Edlich Richard F, Farinholt Heidi-Marie A, Winters Kathryne L, Britt L D, Long William B
Distinguished Professor Emeritus of Plastic Surgery and Biomedical Engineering, University of Virginia Health System, Charlottesville, Virginia, USA.
J Long Term Eff Med Implants. 2005;15(5):511-32. doi: 10.1615/jlongtermeffmedimplants.v15.i5.50.
Electric injuries account for 1,000 deaths in the United States, with a mortality rate of 3--15%. As the widespread use of electricity and injuries from it increase, all health professionals involved in burn care must appreciate its physiological and pathological effects as well as management of electrical current injury. Electric current exists in two forms: alternating current and direct current. The effects of electricity on the body are determined by seven factors: (1) type of current, (2) amount of current, (3) pathway of current, (4) duration of current, (5) area of contact, (6) resistance of the body, and (7) voltage. Electrical accidents can be divided into less than 1,000 V (low-voltage accidents) and greater than 1,000 V (high-voltage accidents). In any electrical accident, the witness must turn off the power source and initiate treatment at the scene of the injury. Low-voltage electric burns almost exclusively involve either the hands or oral cavity. Surgical treatment will vary with the severity of the injury. Burns caused by contact with a high-voltage alternating electric circuit conforms to two types: burns from an electric arc and burns from an electric current. High-voltage electric current injuries have a wide variety of systemic manifestations, including neurologic complications, cardiovascular and pulmonary manifestations, vascular damage, and abdominal, bone, eye and joint complications. An organized approach to the management of these complications is outlined in this article. The best treatment of burn injuries remains prevention. Because the majority of burn injuries are due to occupational electrical injuries, the regional burn centers must work effectively with industry to prevent these potentially life-threatening accidents.

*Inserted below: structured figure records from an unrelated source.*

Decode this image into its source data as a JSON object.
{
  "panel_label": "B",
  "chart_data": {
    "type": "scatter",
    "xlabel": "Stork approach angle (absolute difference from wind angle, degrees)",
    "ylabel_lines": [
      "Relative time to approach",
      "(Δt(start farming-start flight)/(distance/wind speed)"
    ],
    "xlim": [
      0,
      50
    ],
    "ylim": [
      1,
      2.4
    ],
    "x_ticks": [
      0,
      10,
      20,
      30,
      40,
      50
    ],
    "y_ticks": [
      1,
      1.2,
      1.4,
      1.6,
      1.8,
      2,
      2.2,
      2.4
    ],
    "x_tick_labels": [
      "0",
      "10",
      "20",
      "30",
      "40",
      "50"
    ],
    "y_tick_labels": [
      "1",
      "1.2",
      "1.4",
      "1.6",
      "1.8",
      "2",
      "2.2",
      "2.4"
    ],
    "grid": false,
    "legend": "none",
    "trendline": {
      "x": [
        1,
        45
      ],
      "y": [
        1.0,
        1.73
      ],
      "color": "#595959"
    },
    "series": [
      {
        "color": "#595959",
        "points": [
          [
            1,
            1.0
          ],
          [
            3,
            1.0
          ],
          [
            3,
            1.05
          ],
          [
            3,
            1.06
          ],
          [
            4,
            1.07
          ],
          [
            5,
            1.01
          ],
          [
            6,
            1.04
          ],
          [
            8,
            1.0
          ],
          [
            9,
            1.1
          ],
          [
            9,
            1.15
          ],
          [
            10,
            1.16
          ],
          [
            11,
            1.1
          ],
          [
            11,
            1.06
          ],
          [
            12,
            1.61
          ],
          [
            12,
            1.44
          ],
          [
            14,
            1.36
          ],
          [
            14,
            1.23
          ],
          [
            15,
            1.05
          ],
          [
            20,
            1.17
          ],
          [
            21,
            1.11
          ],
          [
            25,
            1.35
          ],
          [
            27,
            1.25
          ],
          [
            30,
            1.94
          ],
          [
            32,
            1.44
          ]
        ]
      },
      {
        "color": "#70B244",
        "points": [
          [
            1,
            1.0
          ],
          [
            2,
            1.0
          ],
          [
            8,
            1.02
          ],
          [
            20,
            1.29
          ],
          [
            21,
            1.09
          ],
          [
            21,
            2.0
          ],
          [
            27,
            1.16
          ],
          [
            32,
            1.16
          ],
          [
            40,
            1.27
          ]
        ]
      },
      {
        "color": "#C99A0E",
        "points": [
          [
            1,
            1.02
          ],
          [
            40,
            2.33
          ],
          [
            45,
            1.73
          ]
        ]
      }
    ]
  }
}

在美国,电击伤导致1000人死亡,死亡率为3%至15%。随着电力的广泛使用以及由此导致的伤害不断增加,所有参与烧伤护理的医疗专业人员都必须了解其生理和病理影响以及电流伤的处理方法。电流有两种形式:交流电和直流电。电对人体的影响由七个因素决定:(1)电流类型,(2)电流量,(3)电流路径,(4)电流持续时间,(5)接触面积,(6)人体电阻,以及(7)电压。电气事故可分为低于1000伏(低压事故)和高于1000伏(高压事故)。在任何电气事故中,目击者必须关闭电源并在受伤现场展开治疗。低压电烧伤几乎只涉及手部或口腔。手术治疗将根据损伤的严重程度而有所不同。接触高压交流电路引起的烧伤有两种类型:电弧烧伤和电流烧伤。高压电流伤有多种全身表现,包括神经并发症、心血管和肺部表现、血管损伤以及腹部、骨骼、眼睛和关节并发症。本文概述了对这些并发症的有条理的处理方法。烧伤的最佳治疗方法仍然是预防。由于大多数烧伤是由职业性电击伤引起的,地区烧伤中心必须与行业有效合作,以预防这些可能危及生命的事故。